HK to scrap PCR test for arrivals from December 29

All measures would be cancelled, apart from the wearing of masks which still remains compulsory, Chief Executive John Lee Ka-chiu said.


December 29, 2022

HONG KONG – Inbound travelers to Hong Kong will no longer need to do a mandatory polymerase chain reaction (PCR) COVID-19 test on arrival, announced Chief Executive John Lee Ka-chiu on Wednesday.

The special administrative region will also scrap the vaccine pass scheme, which came into effect on Feb 24 this year, and quarantine requirements for close contacts, the CE said at a press conference.

All measures would be cancelled on Thursday, apart from the wearing of masks which still remains compulsory, he said.

Those arriving into Hong Kong will now need to just present negative results from PCR test conducted within 48 hours or rapid antigen tests (RAT) in 24 hours before their flight.

He said the authorities have been preparing for the scrapping of all restrictions. “The time is appropriate for us to do this, having prepared for six months to do this,” he said replying to question whether the move came suddenly and rapidly.

I want to tell the world that this is Hong Kong. Hong Kong is very normal now. It has come to the right time that we will do without the vaccine pass.

John Lee, Chief Executive, HKSAR

“There will always come a day when we have to make a big decision … The whole society is preparing for this. We are doing all this according to our local epidemic situation.”

With a 94-percent vaccination rate and about 2.5 million people already infected with the virus, the pandemic risks are controllable, he said, adding that the relatively high vaccination rate builds an anti-epidemic barrier.

“I want to tell the world that this is Hong Kong. Hong Kong is very normal now.
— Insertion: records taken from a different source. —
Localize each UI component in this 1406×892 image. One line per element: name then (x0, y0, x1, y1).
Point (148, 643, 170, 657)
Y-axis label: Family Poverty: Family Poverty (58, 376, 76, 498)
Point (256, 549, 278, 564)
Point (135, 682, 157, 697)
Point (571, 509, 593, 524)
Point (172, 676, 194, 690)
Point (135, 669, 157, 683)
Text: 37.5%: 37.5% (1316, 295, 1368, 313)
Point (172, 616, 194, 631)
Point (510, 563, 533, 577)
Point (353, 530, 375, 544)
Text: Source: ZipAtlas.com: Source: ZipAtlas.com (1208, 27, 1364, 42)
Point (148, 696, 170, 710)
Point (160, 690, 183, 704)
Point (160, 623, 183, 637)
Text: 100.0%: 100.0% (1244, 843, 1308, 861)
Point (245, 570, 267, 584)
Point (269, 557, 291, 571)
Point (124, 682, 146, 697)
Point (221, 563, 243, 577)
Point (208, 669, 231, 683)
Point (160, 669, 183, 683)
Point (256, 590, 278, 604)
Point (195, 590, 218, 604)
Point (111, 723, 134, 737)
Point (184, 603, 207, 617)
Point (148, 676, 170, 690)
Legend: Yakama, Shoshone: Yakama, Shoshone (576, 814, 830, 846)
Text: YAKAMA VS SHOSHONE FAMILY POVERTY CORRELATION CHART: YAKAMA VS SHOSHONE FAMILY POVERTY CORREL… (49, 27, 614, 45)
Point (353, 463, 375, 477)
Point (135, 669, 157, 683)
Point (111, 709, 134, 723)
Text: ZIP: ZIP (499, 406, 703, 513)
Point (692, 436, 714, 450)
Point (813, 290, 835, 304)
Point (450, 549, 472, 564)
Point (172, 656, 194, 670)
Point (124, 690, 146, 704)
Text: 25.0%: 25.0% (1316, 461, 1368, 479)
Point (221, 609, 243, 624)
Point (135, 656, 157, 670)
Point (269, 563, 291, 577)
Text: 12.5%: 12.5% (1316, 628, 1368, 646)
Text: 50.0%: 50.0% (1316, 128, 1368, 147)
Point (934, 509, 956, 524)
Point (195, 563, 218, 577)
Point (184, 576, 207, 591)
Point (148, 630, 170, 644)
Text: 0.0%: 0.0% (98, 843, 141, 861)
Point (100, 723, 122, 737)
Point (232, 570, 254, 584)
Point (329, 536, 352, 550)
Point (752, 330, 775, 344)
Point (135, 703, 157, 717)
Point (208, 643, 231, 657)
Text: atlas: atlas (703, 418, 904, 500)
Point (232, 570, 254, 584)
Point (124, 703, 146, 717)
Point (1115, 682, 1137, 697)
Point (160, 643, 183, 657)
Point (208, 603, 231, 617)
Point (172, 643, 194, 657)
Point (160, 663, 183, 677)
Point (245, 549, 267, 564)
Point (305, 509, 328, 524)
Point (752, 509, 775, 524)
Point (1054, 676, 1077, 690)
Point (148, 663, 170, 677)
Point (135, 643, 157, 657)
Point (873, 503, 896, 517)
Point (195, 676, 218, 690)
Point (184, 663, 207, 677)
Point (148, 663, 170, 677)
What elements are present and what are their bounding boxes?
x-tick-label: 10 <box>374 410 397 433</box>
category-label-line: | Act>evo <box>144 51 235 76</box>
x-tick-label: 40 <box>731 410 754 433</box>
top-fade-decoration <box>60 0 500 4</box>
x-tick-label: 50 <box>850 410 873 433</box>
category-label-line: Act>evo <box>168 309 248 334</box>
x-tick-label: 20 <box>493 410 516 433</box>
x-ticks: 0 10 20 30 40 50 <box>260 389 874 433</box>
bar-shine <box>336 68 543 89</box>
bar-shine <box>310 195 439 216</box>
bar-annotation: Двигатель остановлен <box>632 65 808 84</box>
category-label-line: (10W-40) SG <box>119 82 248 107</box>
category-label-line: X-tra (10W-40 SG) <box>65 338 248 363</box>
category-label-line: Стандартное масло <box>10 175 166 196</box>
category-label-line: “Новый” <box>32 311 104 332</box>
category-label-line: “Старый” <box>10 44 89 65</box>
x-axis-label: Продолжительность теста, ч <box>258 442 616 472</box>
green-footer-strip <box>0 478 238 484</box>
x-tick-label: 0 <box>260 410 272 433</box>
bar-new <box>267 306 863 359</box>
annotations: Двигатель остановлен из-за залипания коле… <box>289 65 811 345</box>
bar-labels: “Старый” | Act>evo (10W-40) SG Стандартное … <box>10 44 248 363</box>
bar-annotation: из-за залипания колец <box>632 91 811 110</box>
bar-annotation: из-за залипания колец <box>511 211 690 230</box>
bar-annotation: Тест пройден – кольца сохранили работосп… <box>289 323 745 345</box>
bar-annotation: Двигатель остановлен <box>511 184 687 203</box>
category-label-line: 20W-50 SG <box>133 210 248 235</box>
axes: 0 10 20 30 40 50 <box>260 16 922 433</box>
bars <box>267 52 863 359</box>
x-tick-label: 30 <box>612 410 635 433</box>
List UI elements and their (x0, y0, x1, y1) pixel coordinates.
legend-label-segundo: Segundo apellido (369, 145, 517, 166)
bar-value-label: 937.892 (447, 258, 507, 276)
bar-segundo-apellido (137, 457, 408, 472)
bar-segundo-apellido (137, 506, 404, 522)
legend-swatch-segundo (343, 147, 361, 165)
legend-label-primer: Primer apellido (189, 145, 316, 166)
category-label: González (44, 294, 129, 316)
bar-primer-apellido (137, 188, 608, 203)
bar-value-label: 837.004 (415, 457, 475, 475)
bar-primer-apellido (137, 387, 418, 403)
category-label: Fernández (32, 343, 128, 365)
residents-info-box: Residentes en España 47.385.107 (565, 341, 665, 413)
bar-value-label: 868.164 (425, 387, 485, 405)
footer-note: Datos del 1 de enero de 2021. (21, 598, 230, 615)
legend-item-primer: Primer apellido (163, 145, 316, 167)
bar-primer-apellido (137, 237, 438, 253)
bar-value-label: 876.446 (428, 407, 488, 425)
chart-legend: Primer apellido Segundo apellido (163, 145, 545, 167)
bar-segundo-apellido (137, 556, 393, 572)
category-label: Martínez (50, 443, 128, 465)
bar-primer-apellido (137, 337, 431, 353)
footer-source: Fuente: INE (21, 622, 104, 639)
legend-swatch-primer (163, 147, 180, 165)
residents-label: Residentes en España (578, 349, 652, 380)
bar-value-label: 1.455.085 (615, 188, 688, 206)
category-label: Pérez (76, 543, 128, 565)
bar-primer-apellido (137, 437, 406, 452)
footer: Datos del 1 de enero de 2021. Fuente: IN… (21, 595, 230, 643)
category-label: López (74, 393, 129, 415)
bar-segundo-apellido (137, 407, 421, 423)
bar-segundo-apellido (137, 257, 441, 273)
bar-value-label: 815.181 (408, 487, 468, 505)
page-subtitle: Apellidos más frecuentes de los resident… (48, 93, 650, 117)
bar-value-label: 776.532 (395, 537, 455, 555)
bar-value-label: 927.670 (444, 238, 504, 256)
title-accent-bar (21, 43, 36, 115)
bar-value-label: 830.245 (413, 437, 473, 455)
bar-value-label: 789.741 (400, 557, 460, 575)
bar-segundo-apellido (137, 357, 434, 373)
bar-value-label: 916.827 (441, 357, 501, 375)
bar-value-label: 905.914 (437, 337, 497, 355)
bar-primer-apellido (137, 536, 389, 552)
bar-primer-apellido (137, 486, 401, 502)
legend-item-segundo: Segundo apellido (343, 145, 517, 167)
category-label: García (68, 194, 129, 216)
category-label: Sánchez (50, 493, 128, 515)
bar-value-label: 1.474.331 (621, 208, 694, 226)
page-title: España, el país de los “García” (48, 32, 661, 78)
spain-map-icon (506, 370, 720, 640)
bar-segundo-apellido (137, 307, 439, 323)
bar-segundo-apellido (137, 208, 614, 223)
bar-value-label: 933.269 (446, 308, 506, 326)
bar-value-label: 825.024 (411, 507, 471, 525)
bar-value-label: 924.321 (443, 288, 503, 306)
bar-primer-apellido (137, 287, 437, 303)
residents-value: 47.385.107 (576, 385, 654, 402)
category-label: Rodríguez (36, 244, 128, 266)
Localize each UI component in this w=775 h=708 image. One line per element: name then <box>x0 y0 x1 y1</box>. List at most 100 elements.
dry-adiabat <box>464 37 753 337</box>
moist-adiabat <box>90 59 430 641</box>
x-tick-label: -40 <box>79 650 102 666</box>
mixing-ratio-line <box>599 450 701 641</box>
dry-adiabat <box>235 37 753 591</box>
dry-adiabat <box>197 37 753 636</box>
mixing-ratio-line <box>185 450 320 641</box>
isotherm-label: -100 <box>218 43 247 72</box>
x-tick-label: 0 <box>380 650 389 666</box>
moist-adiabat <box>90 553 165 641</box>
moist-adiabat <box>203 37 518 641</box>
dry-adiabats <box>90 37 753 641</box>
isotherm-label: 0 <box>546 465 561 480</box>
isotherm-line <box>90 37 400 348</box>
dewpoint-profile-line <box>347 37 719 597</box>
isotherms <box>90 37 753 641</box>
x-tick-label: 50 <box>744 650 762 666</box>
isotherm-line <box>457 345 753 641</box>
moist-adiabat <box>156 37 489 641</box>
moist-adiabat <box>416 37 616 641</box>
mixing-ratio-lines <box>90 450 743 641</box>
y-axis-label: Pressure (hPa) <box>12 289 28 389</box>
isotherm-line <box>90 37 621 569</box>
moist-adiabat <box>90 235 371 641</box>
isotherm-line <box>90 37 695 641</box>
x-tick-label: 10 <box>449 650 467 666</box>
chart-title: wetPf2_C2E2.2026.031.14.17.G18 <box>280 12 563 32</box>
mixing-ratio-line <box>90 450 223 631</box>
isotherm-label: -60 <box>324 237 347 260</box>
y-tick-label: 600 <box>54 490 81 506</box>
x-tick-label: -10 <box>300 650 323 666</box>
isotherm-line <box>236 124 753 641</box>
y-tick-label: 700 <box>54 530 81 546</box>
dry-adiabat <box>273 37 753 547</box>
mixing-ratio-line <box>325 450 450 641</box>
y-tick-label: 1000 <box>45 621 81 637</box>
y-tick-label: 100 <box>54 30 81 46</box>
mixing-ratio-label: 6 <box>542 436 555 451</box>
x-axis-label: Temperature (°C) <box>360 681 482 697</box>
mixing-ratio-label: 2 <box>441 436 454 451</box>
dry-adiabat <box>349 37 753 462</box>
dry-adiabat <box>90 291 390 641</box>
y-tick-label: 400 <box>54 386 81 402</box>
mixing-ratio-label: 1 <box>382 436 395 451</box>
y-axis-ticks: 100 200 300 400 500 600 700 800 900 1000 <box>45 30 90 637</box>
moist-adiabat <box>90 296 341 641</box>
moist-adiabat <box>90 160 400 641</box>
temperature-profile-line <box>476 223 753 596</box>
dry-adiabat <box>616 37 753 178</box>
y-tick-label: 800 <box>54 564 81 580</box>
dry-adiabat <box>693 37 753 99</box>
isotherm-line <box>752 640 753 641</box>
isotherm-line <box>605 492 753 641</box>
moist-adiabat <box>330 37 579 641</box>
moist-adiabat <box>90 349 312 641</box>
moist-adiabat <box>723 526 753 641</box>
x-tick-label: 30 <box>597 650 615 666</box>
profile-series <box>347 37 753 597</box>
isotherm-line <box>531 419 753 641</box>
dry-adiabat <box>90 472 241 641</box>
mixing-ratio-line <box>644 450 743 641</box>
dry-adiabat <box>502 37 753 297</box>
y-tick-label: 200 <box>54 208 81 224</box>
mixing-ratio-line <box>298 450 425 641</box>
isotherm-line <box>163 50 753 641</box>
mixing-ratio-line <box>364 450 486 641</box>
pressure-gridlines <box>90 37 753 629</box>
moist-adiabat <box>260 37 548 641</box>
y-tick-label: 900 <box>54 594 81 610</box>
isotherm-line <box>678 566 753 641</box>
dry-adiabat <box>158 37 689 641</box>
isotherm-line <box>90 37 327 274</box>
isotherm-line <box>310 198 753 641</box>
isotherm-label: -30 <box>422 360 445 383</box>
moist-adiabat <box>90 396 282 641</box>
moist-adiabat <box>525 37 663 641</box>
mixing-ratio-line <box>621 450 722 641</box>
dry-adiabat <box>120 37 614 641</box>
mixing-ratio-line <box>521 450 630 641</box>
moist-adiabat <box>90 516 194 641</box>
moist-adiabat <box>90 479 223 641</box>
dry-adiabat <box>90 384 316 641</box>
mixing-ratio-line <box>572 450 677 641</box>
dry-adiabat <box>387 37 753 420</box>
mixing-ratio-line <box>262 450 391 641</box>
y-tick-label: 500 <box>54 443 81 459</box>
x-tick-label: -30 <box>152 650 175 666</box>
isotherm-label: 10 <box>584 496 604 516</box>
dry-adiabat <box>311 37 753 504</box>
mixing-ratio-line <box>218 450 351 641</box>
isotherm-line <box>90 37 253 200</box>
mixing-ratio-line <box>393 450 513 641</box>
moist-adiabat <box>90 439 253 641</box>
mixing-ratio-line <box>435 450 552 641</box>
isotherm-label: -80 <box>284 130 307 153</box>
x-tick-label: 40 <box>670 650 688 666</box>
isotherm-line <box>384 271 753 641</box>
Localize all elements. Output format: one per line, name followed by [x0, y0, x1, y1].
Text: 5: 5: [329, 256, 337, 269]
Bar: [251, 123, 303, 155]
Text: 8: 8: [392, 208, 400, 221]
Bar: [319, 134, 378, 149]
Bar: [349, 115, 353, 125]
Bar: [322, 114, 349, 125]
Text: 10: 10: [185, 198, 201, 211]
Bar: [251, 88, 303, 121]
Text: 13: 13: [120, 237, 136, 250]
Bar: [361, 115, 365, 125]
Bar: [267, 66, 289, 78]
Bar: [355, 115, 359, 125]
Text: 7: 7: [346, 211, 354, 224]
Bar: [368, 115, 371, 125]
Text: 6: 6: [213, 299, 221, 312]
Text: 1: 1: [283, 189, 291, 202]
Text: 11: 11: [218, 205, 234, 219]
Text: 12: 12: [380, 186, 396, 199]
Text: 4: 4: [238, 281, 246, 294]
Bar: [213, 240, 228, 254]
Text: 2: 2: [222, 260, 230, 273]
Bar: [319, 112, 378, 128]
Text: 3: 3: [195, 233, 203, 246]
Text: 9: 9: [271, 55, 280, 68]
It has come to the right time that we will do without the vaccine pass.”

“Hong Kong has a sufficient amount of medicine to fight COVID, and healthcare workers have gained rich experience in facing the pandemic,” he added.

Following the adjustments in the anti-epidemic measures, rules for schools would also be changed, the CE said, adding that Education Bureau would make related announcements in time.

Students remained a high-risk group, Lee said pointing out that the vaccination rate among children was relatively low and they spend a large amount of time together at schools.

Secretary for Health Lo Chung-mau meanwhile said at the same briefing that the EDB will review vaccine requirements for the city’s schools, with primary and kindergarten pupils still having to undergo RAT on a daily basis.

Asked about resuming normal cross-border travel, Lee said his government is aiming to reopen the borders with the mainland by Jan 15 and was working with authorities over the border to ensure an orderly re-opening.

The Hong Kong leader expressed his disappointment at Japan’s decision to restrict Hong Kong travelers from landing at all but four airports of the country beginning Friday.

The Japanese consul general in Hong Kong has been approached regarding the restriction, Lee said, adding that: “I hope the restrictions will be lifted as soon as possible.”

Hong Kong’s Economic and Trade Office in Tokyo is also offering help to Hong Kong residents needing the help, including arranging ferries to transfer passengers to the four airports.

Centre for Health Protection Controller Edwin Tsui Lok-kin also attended the briefing.

The expected announcement comes after Lee said on Saturday that Hong Kong would reopen its borders with mainland China by mid-January.

Inbound passengers arriving in Hong Kong since mid-month are no longer subject to COVID-related movement controls or barred from certain venues.

And while Hong Kong has effectively dismantled many of its stringent COVID rules in recent months, masks are still compulsory in public places unless exercising, while international arrivals are required to do a PCR COVID-19 test on arrival and once again two days later. A mandatory vaccine pass has also been in place since February.